Hearing her playing Fantasia in an empty mess room, Turner later approaches Cathy and, for the first time since moving to Bletchley, she’s engaged in conversation, an of an unexpectedly kind variety. Eventually, they go to bed together, but for Turner (who, it’s been implied, is a deeply repressed homosexual) it all comes to nought, and he reverts to male type with a paranoid harangue (‘You wanted to humiliate me and you’ve succeeded. You hate your own job and you’re jealous of me for mine.’) Shortly after, Cathy is caught in Turner’s room perusing Top Secret documents and is incarcerated in military prison for the rest of the war. Lastly, she’s given a package from Turner – the Fantasia sheet music from the mess.
It’s perhaps surprising that two Play for Today entries (Licking Hitler in ‘78 being the other) should cover what seems superficially the same topic – young girl goes to war and finds the glass ceiling is still very much in place – but they’re very different in tone and temperament. Hare’s play hooked into class obsessions as a root cause of sexual abuse, but here there’s more a feeling of intense repression – of secrets, women, and homosexuality (Turner is based loosely on Alan Turing, about whose life this play was originally going to be, until McEwan’s research moved into other areas).

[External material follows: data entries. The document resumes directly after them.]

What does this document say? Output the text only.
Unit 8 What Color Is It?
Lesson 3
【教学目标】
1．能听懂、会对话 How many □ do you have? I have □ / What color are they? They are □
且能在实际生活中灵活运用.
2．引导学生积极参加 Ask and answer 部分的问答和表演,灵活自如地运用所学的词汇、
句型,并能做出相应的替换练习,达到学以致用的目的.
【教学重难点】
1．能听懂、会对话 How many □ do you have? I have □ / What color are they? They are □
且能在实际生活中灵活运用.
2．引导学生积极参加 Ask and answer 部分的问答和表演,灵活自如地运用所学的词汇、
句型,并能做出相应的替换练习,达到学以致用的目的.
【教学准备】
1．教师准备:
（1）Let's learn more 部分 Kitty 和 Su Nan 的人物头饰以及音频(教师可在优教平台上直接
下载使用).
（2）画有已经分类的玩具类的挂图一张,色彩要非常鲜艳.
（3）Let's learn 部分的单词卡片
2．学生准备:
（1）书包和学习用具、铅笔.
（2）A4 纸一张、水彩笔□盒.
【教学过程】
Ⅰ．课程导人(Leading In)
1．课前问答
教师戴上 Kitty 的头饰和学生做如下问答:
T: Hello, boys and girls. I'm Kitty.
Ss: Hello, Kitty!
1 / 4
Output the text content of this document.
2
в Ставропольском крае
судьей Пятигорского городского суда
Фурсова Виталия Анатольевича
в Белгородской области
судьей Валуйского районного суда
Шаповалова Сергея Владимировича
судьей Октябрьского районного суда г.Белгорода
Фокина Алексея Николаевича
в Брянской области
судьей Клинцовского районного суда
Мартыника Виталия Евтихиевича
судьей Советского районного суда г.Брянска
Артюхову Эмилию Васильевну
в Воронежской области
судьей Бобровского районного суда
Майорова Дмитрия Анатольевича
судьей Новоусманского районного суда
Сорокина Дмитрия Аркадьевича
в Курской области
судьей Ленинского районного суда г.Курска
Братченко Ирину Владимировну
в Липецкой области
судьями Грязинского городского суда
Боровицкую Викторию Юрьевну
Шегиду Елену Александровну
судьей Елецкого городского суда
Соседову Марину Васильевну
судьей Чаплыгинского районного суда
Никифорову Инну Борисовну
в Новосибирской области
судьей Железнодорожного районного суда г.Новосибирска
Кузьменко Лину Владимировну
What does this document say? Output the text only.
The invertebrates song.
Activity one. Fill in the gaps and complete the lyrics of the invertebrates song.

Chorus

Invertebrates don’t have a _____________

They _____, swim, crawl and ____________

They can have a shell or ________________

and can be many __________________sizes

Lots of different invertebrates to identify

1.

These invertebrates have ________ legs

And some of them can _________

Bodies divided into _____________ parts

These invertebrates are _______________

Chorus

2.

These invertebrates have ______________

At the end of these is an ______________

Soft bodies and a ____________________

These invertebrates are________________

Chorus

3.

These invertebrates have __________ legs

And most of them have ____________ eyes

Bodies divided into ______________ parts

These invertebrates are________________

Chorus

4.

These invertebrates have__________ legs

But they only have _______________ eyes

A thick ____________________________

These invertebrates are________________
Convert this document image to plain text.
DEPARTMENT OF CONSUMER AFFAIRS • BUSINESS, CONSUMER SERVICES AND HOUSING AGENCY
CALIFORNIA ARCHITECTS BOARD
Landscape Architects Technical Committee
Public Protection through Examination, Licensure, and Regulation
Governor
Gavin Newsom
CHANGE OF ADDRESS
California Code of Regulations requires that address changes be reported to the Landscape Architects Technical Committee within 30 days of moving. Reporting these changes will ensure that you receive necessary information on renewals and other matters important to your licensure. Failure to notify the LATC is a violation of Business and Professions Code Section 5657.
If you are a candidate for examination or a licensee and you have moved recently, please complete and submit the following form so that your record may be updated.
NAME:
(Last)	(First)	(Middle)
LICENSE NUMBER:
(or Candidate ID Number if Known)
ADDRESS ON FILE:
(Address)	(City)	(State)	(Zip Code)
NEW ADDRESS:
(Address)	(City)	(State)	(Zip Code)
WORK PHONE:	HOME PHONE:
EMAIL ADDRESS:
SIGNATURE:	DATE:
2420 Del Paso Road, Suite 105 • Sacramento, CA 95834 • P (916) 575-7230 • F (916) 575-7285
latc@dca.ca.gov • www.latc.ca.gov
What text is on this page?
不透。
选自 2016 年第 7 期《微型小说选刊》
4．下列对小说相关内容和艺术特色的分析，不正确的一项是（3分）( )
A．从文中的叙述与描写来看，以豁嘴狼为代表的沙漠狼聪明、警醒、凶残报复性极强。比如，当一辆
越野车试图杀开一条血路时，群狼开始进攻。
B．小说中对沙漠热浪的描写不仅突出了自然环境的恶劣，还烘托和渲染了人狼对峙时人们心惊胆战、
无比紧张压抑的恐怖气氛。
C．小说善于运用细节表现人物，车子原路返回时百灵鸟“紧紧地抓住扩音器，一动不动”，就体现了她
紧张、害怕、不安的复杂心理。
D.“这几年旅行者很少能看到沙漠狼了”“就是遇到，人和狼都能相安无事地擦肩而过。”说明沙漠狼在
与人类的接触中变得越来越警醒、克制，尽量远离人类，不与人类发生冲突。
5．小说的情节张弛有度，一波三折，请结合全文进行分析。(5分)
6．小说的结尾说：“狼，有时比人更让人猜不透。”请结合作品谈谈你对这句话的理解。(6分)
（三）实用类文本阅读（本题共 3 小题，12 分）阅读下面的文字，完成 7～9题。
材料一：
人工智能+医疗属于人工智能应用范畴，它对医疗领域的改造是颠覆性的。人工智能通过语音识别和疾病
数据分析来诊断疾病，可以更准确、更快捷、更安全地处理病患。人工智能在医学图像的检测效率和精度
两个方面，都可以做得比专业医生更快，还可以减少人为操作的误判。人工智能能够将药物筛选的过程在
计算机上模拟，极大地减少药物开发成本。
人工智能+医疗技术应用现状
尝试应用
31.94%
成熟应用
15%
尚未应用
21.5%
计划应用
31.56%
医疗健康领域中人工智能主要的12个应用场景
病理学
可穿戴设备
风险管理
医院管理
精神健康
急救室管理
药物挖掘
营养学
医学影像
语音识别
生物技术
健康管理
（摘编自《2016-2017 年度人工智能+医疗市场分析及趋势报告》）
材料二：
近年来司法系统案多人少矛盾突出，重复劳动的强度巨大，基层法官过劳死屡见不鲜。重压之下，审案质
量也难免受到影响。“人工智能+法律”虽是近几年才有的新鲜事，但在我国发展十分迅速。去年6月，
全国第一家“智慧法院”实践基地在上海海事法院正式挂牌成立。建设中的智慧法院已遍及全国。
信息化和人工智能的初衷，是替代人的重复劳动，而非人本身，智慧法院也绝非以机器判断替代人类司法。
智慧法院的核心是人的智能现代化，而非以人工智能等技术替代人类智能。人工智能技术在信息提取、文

Cathy’s home life, with a Moseley-sympathising father ruling the front room from his armchair, is something she’s desperate to get away from, but the war is not the liberating adventure she naively hoped for. It’s just the same. As she rises, haphazardly, through the code breaking Project ultra, from the peripheral wireless station to the centre of all things, the brilliant Turner, the isolation and feeling she doesn’t belong grows only deeper, until the ultimate isolation is forced upon her. Some of the personal touches are wonderful here – the rough and ready ATS girls forcing a ‘slag’ amongst their number (Belinda Lang) into a bath, the hilarious (and no doubt pretty spot on) lecture to male NCOs on how to deal with women in the army (ignore their crying, don’t let them stand up for too long etc.) delivered by – who else? – Officer Patricia Routeledge, and Cathy’s last contact with Mary via a telephone – an instrument neither of them have much experience of, giving their final goodbyes a halting, shouty quality that’s all the more poignant.
Finely played by all the cast, and sensitively shot entirely on location by Richard Eyre, The Imitation Game, alongside Licking Hitler, is a great example of how Play for Today could return to the same subject and extract an entirely different world from it, where other channels would have just said ‘that’s been done’.